Ramen Heresy

Japanese/American Cultural Collision

Tuesday, February 21, 2006

Seduced by a Fish

Seduced by a Fish Posted by Picasa
I never should have bought this fish. People that live alone don't need 2.5 lb (1kg) fish. It will take me three days to eat this. I admit it was an impulse buy. Being tired of poor quality of produce in my local grocery store, I went to a more upscale store to shop for veggies. While there I came across this fish. Really good fish is hard to find here in Colorado, so when I came across this beautiful Snapper I bought it even though I didn't need it. I don't regret it though, being a landlocked seafood lover I've already forgiven myself. I think the leftovers will make great fish tacos.

Friday, February 17, 2006

In Praise of Dashi.

Dashi cures all ills and makes you happy. Dashi is a broth made from konbu seaweed and bonito flakes. Salty but damn tasty. It is the base for my latest heresy. Scallop Ramen. This one is actually made in the Japanese style. Everything is prepared seperately and assembled at the very end. Make a marinade of 3/4 cup of sake, 1/2 cup teriyaki sauce, 1/4 cup garlic teriyaki sauce, the juice of 1 orange and 1 lime.
We already have a heresy going with the marinade. Kikkoman, one of the oldest companies in Japan, is the creator of teriyaki sauce. They didn't think it would sell in Japan so they marketed it in the U.S.. So teriyaki remains a style of cooking in Japan, but is a sauce in the U.S.. The oranges would be considered strange in Japan as well. In Japan they can't get real oranges, they have mikan (tangerines) which are much sweeter so the flavor wouldn't be right for this dish.
Enough of that. After about an hour drain the scallops and save the marinade. Saute thin sliced onions, celery and garlic and set aside. Boil the noodles from 1 pack of instant ramen (throw the flavor packet away) in plain water, drain and rinse. Pan sear the scallops.
Heat 2 cups of dashi and 3 tbsps. of the marinade till it simmers. Divide the noodles into two bowls, top with the onion mixture and the scallops. Pour the dashi over it and enjoy.
Japanese but not...really not if you ask a Japanese person.

Hell Week

So ends a hell week in the magical world of cable television. In the last seven days I've had to be at work before 5:00 a.m. 4 times. The last three days consecutively before 4:30. Now if we had managed to have everything flawlessly completed by 6:00 a.m. it wouldn't be so bad. Unfortunately there were complications. Video on Demand and High Speed Internet had some issues. No doubt some will think that satellite is better because of that. After all they can't even offer competing services, such are the advantages of low expectations.

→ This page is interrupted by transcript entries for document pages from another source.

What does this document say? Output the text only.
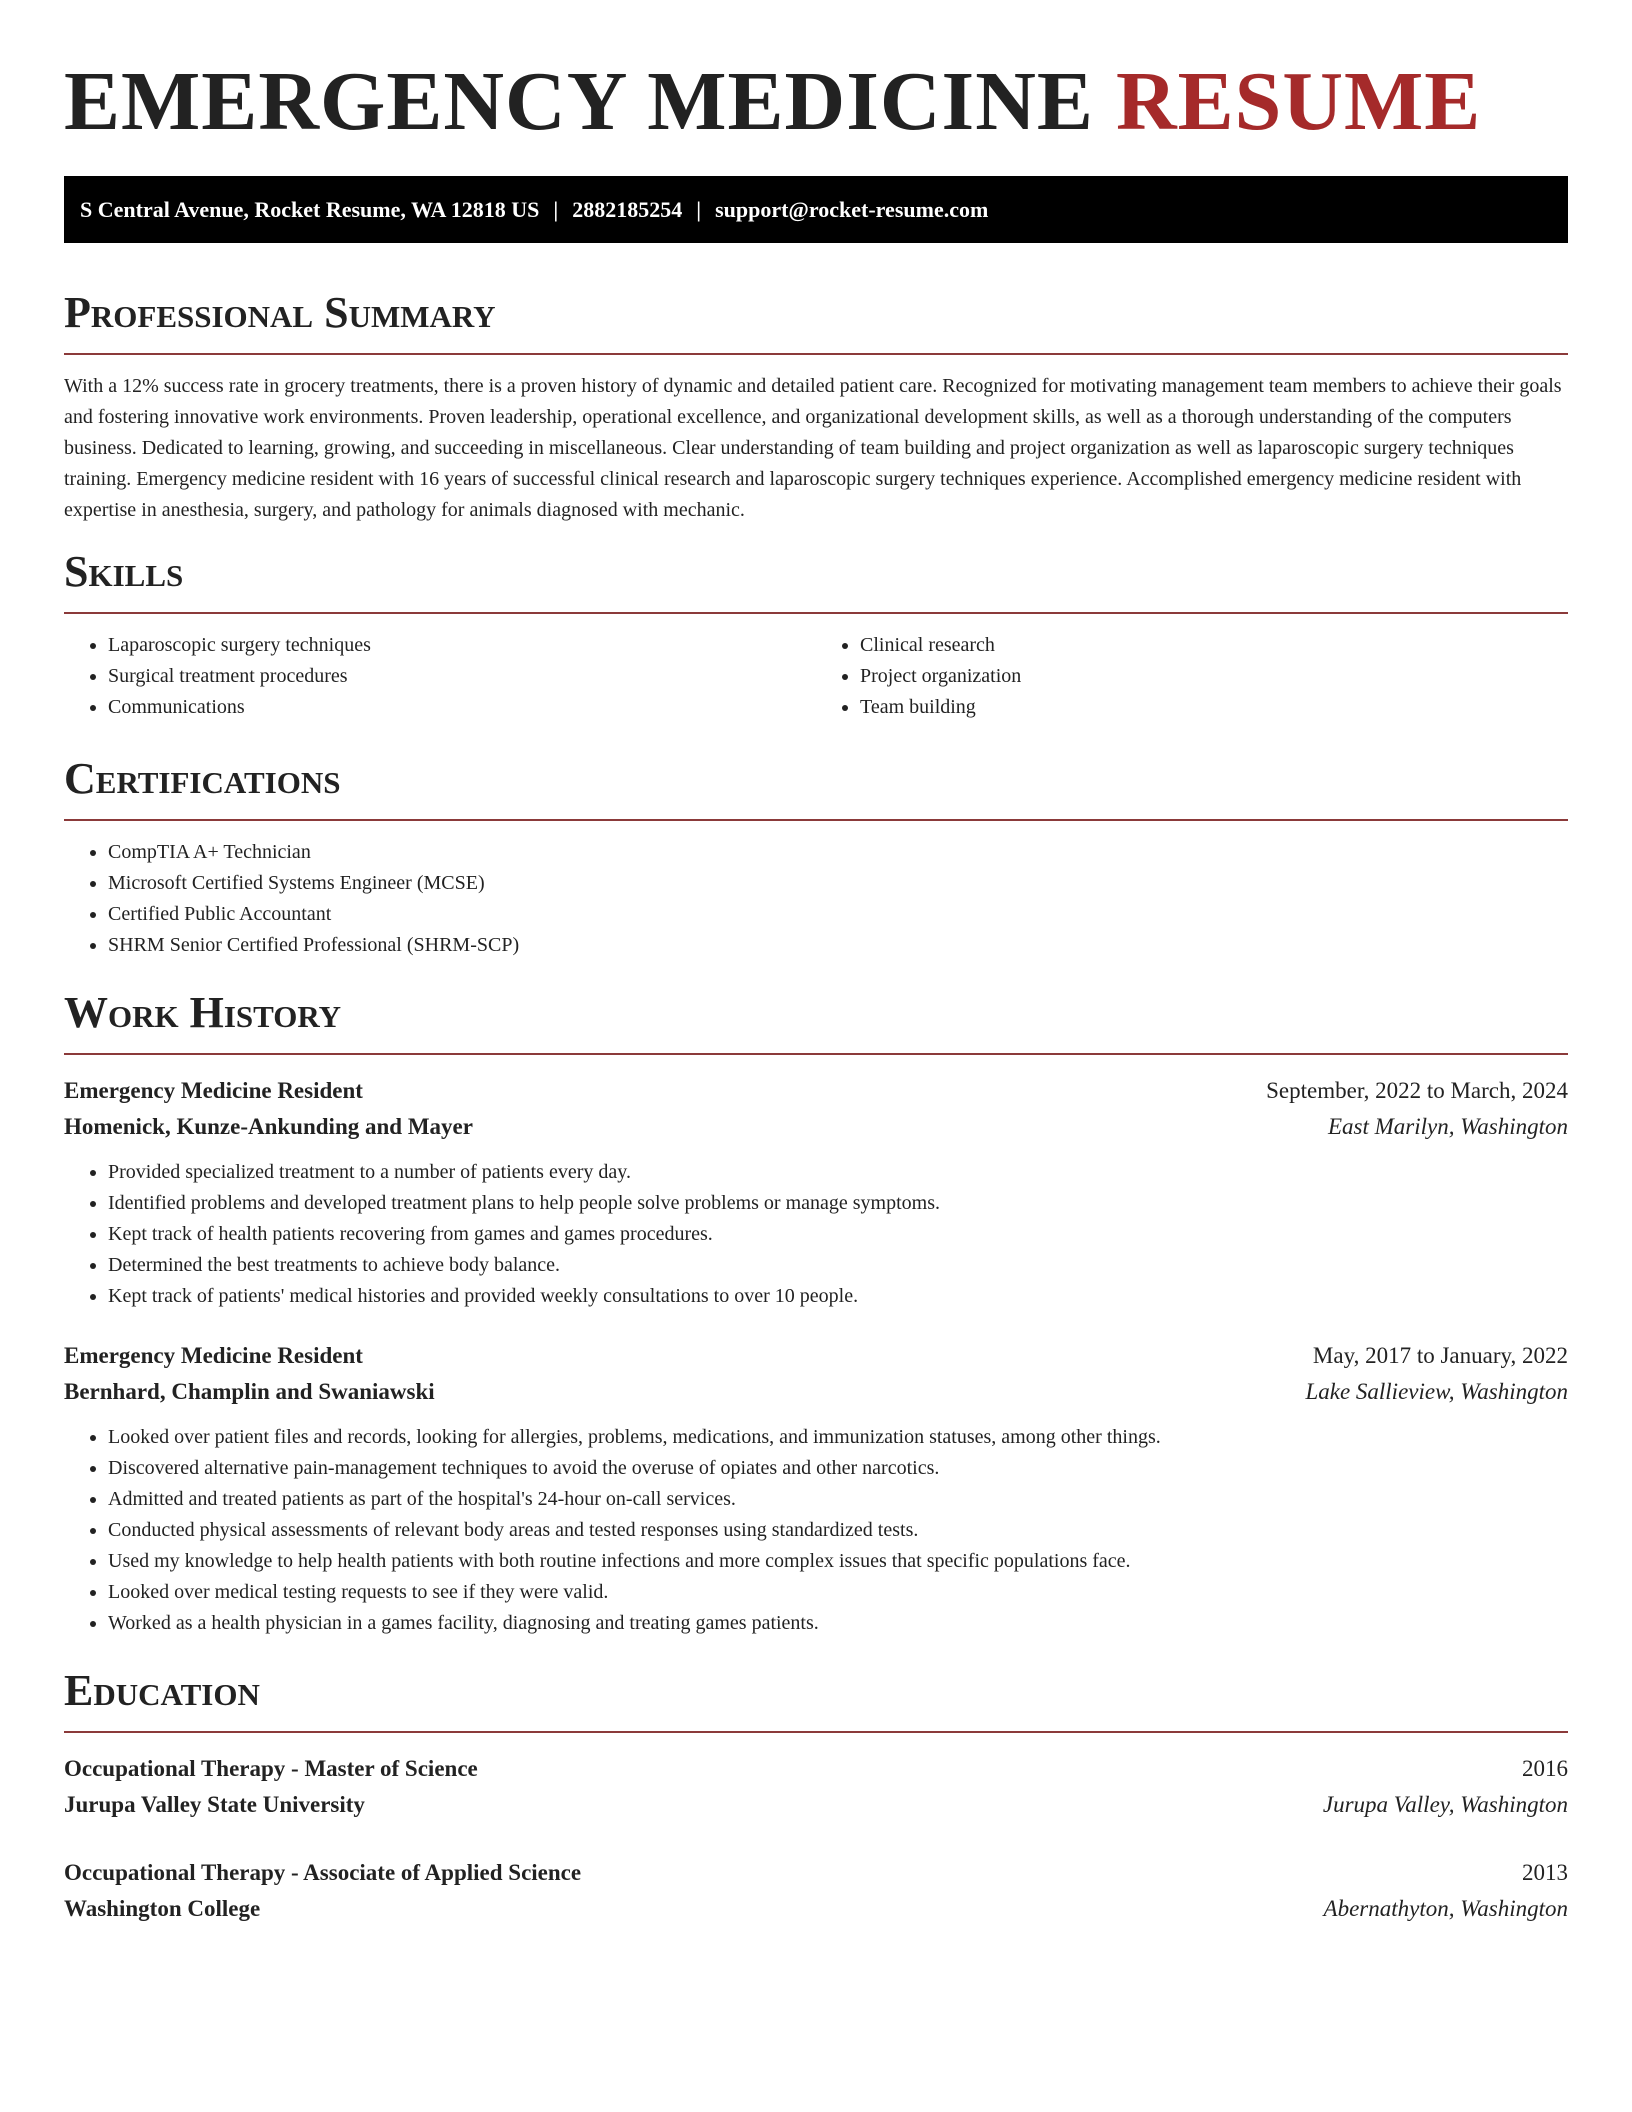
EMERGENCY MEDICINE RESUME
S Central Avenue, Rocket Resume, WA 12818 US | 2882185254 | support@rocket-resume.com
Professional Summary

With a 12% success rate in grocery treatments, there is a proven history of dynamic and detailed patient care. Recognized for motivating management team members to achieve their goals and fostering innovative work environments. Proven leadership, operational excellence, and organizational development skills, as well as a thorough understanding of the computers business. Dedicated to learning, growing, and succeeding in miscellaneous. Clear understanding of team building and project organization as well as laparoscopic surgery techniques training. Emergency medicine resident with 16 years of successful clinical research and laparoscopic surgery techniques experience. Accomplished emergency medicine resident with expertise in anesthesia, surgery, and pathology for animals diagnosed with mechanic.

Skills
• Laparoscopic surgery techniques
• Surgical treatment procedures
• Communications
• Clinical research
• Project organization
• Team building
Certifications
• CompTIA A+ Technician
• Microsoft Certified Systems Engineer (MCSE)
• Certified Public Accountant
• SHRM Senior Certified Professional (SHRM-SCP)
Work History
Emergency Medicine Resident	September, 2022 to March, 2024
Homenick, Kunze-Ankunding and Mayer	East Marilyn, Washington
• Provided specialized treatment to a number of patients every day.
• Identified problems and developed treatment plans to help people solve problems or manage symptoms.
• Kept track of health patients recovering from games and games procedures.
• Determined the best treatments to achieve body balance.
• Kept track of patients' medical histories and provided weekly consultations to over 10 people.
Emergency Medicine Resident	May, 2017 to January, 2022
Bernhard, Champlin and Swaniawski	Lake Sallieview, Washington
• Looked over patient files and records, looking for allergies, problems, medications, and immunization statuses, among other things.
• Discovered alternative pain-management techniques to avoid the overuse of opiates and other narcotics.
• Admitted and treated patients as part of the hospital's 24-hour on-call services.
• Conducted physical assessments of relevant body areas and tested responses using standardized tests.
• Used my knowledge to help health patients with both routine infections and more complex issues that specific populations face.
• Looked over medical testing requests to see if they were valid.
• Worked as a health physician in a games facility, diagnosing and treating games patients.
Education
Occupational Therapy - Master of Science	2016
Jurupa Valley State University	Jurupa Valley, Washington
Occupational Therapy - Associate of Applied Science	2013
Washington College	Abernathyton, Washington
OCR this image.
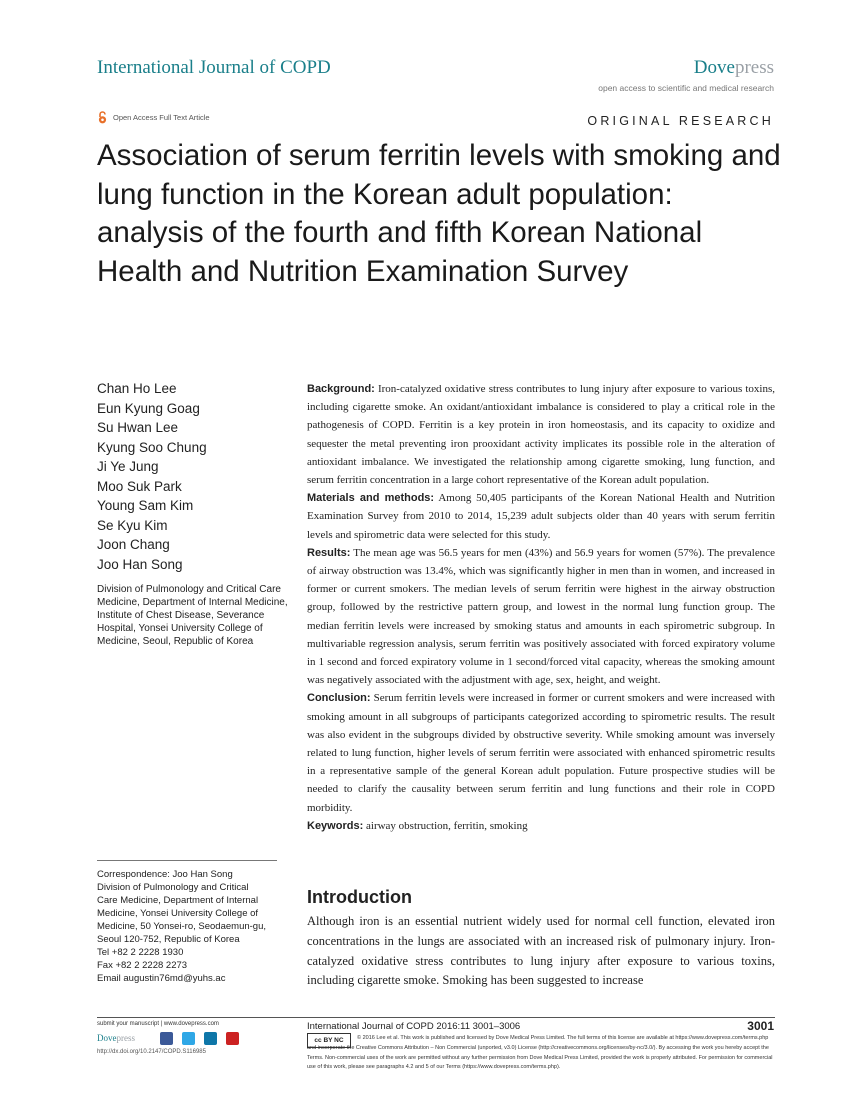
International Journal of COPD	Dovepress
open access to scientific and medical research
Open Access Full Text Article	ORIGINAL RESEARCH
Association of serum ferritin levels with smoking and lung function in the Korean adult population: analysis of the fourth and fifth Korean National Health and Nutrition Examination Survey
Chan Ho Lee
Eun Kyung Goag
Su Hwan Lee
Kyung Soo Chung
Ji Ye Jung
Moo Suk Park
Young Sam Kim
Se Kyu Kim
Joon Chang
Joo Han Song
Division of Pulmonology and Critical Care Medicine, Department of Internal Medicine, Institute of Chest Disease, Severance Hospital, Yonsei University College of Medicine, Seoul, Republic of Korea
Correspondence: Joo Han Song
Division of Pulmonology and Critical
Care Medicine, Department of Internal
Medicine, Yonsei University College of
Medicine, 50 Yonsei-ro, Seodaemun-gu,
Seoul 120-752, Republic of Korea
Tel +82 2 2228 1930
Fax +82 2 2228 2273
Email augustin76md@yuhs.ac

Background: Iron-catalyzed oxidative stress contributes to lung injury after exposure to various toxins, including cigarette smoke. An oxidant/antioxidant imbalance is considered to play a critical role in the pathogenesis of COPD. Ferritin is a key protein in iron homeostasis, and its capacity to oxidize and sequester the metal preventing iron prooxidant activity implicates its possible role in the alteration of antioxidant imbalance. We investigated the relationship among cigarette smoking, lung function, and serum ferritin concentration in a large cohort representative of the Korean adult population.

Materials and methods: Among 50,405 participants of the Korean National Health and Nutrition Examination Survey from 2010 to 2014, 15,239 adult subjects older than 40 years with serum ferritin levels and spirometric data were selected for this study.

Results: The mean age was 56.5 years for men (43%) and 56.9 years for women (57%). The prevalence of airway obstruction was 13.4%, which was significantly higher in men than in women, and increased in former or current smokers. The median levels of serum ferritin were highest in the airway obstruction group, followed by the restrictive pattern group, and lowest in the normal lung function group. The median ferritin levels were increased by smoking status and amounts in each spirometric subgroup. In multivariable regression analysis, serum ferritin was positively associated with forced expiratory volume in 1 second and forced expiratory volume in 1 second/forced vital capacity, whereas the smoking amount was negatively associated with the adjustment with age, sex, height, and weight.

Conclusion: Serum ferritin levels were increased in former or current smokers and were increased with smoking amount in all subgroups of participants categorized according to spirometric results. The result was also evident in the subgroups divided by obstructive severity. While smoking amount was inversely related to lung function, higher levels of serum ferritin were associated with enhanced spirometric results in a representative sample of the general Korean adult population. Future prospective studies will be needed to clarify the causality between serum ferritin and lung functions and their role in COPD morbidity.

Keywords: airway obstruction, ferritin, smoking

Introduction

Although iron is an essential nutrient widely used for normal cell function, elevated iron concentrations in the lungs are associated with an increased risk of pulmonary injury. Iron-catalyzed oxidative stress contributes to lung injury after exposure to various toxins, including cigarette smoke. Smoking has been suggested to increase

submit your manuscript | www.dovepress.com
Dovepress
http://dx.doi.org/10.2147/COPD.S116985
International Journal of COPD 2016:11 3001–3006	3001
cc BY NC	© 2016 Lee et al. This work is published and licensed by Dove Medical Press Limited. The full terms of this license are available at https://www.dovepress.com/terms.php and incorporate the Creative Commons Attribution – Non Commercial (unported, v3.0) License (http://creativecommons.org/licenses/by-nc/3.0/). By accessing the work you hereby accept the Terms. Non-commercial uses of the work are permitted without any further permission from Dove Medical Press Limited, provided the work is properly attributed. For permission for commercial use of this work, please see paragraphs 4.2 and 5 of our Terms (https://www.dovepress.com/terms.php).
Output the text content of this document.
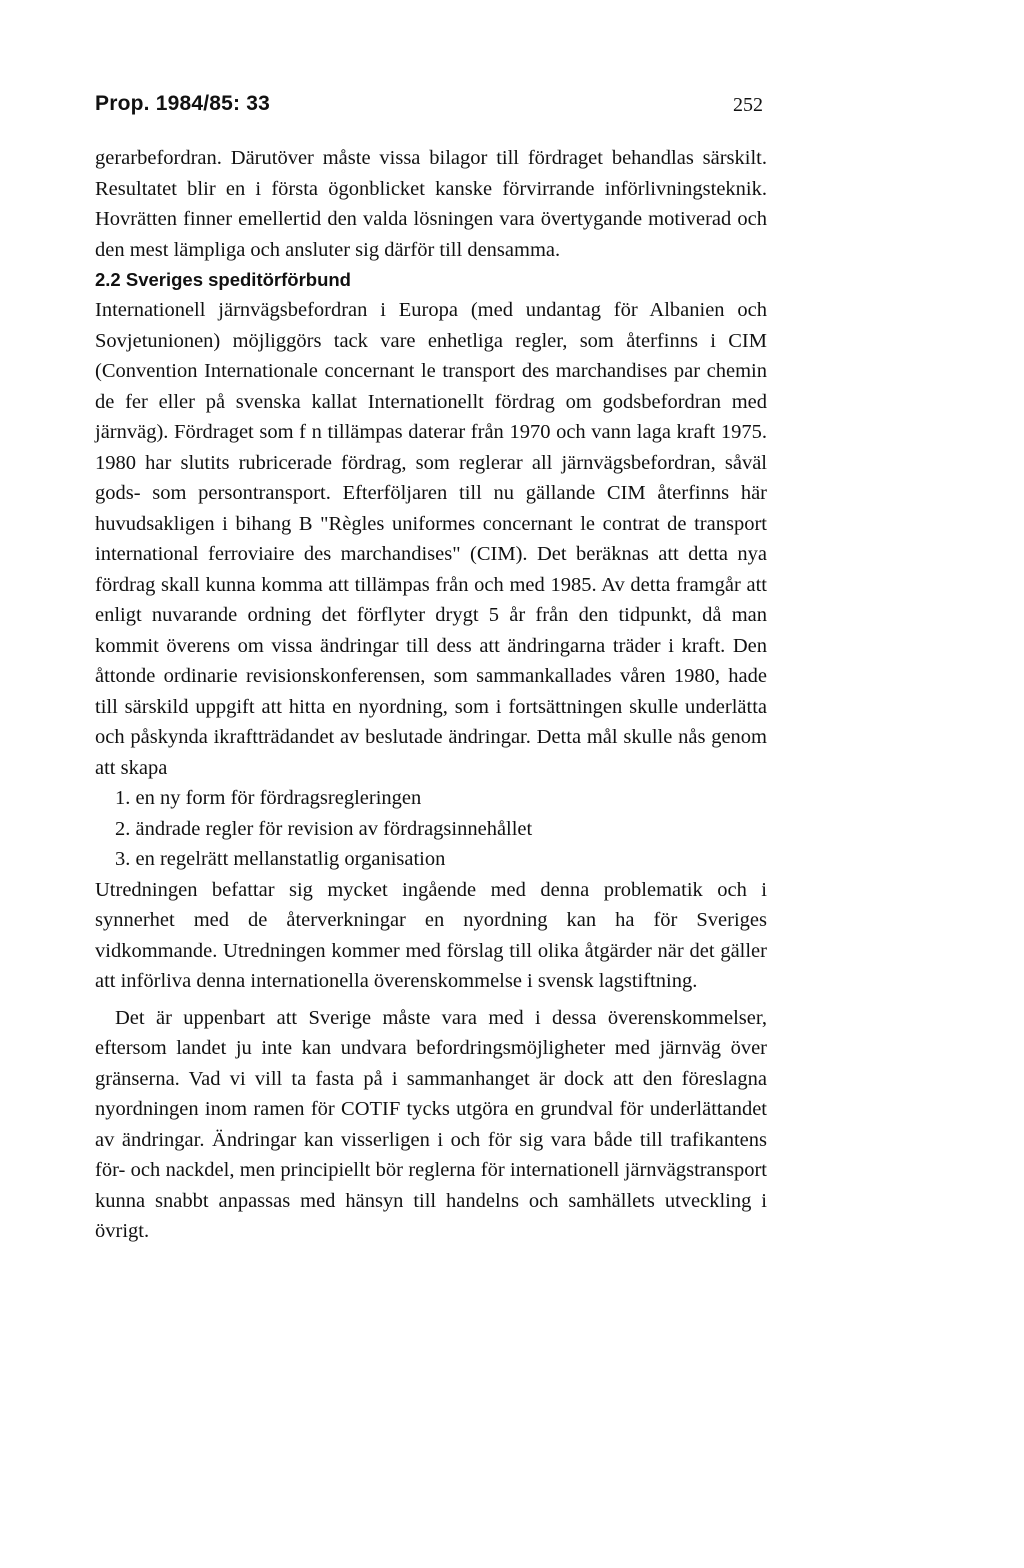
Prop. 1984/85: 33	252

gerarbefordran. Därutöver måste vissa bilagor till fördraget behandlas särskilt. Resultatet blir en i första ögonblicket kanske förvirrande införlivningsteknik. Hovrätten finner emellertid den valda lösningen vara övertygande motiverad och den mest lämpliga och ansluter sig därför till densamma.

2.2 Sveriges speditörförbund

Internationell järnvägsbefordran i Europa (med undantag för Albanien och Sovjetunionen) möjliggörs tack vare enhetliga regler, som återfinns i CIM (Convention Internationale concernant le transport des marchandises par chemin de fer eller på svenska kallat Internationellt fördrag om godsbefordran med järnväg). Fördraget som f n tillämpas daterar från 1970 och vann laga kraft 1975. 1980 har slutits rubricerade fördrag, som reglerar all järnvägsbefordran, såväl gods- som persontransport. Efterföljaren till nu gällande CIM återfinns här huvudsakligen i bihang B "Règles uniformes concernant le contrat de transport international ferroviaire des marchandises" (CIM). Det beräknas att detta nya fördrag skall kunna komma att tillämpas från och med 1985. Av detta framgår att enligt nuvarande ordning det förflyter drygt 5 år från den tidpunkt, då man kommit överens om vissa ändringar till dess att ändringarna träder i kraft. Den åttonde ordinarie revisionskonferensen, som sammankallades våren 1980, hade till särskild uppgift att hitta en nyordning, som i fortsättningen skulle underlätta och påskynda ikraftträdandet av beslutade ändringar. Detta mål skulle nås genom att skapa

1. en ny form för fördragsregleringen
2. ändrade regler för revision av fördragsinnehållet
3. en regelrätt mellanstatlig organisation

Utredningen befattar sig mycket ingående med denna problematik och i synnerhet med de återverkningar en nyordning kan ha för Sveriges vidkommande. Utredningen kommer med förslag till olika åtgärder när det gäller att införliva denna internationella överenskommelse i svensk lagstiftning.

Det är uppenbart att Sverige måste vara med i dessa överenskommelser, eftersom landet ju inte kan undvara befordringsmöjligheter med järnväg över gränserna. Vad vi vill ta fasta på i sammanhanget är dock att den föreslagna nyordningen inom ramen för COTIF tycks utgöra en grundval för underlättandet av ändringar. Ändringar kan visserligen i och för sig vara både till trafikantens för- och nackdel, men principiellt bör reglerna för internationell järnvägstransport kunna snabbt anpassas med hänsyn till handelns och samhällets utveckling i övrigt.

On top of that my fiancee calls me today, at 2 a.m. Tokyo time, after waking up from a nightmare. In the nightmare she forgot how to speak English and I got mad at her for it. It turns out she'd been reading a blog of some Japanese woman who married an American. This woman was apparently desperately homesick and hadn't managed to make any friends after she came to the U.S.. This woman had posted this poll on her blog that was ostensibly a "Are You American" poll. It consisted of several questions derived from every negative stereotype of American's that you can think of. So I end up having to answer the questions of this dumbass poll so my fiancee feels better. I really didn't need this today.

Ah well...at least it was payday.

Monday, February 13, 2006

What is a Ramen Heresy?

So what is a Ramen Heresy? Sausage that's what. In Japan ramen is served much differently than here is the U.S., in ramen shops it is served in many different varieties, all very artfully presented. Here it is a packet of some powdery flavor substance to be mixed with the noodles after they are cooked. My way is a variation on the military way. Long, long ago in a land not so far away, I was a Marine. On field operations we used to take ramen and anything we could catch or get off the local economy to make C-Rats more edible.

This brings us to the heresy. One of my current favorite ramen flavorings is hot Italian Sausage. When my very Japanese fiancee and her friends heard this they were shocked and appalled. Sausage is not considered appropriate with ramen. Of course this means I'm going to make her eat it. After all, I tried pizza with mayonnaise sauce and shirako when I was in Tokyo.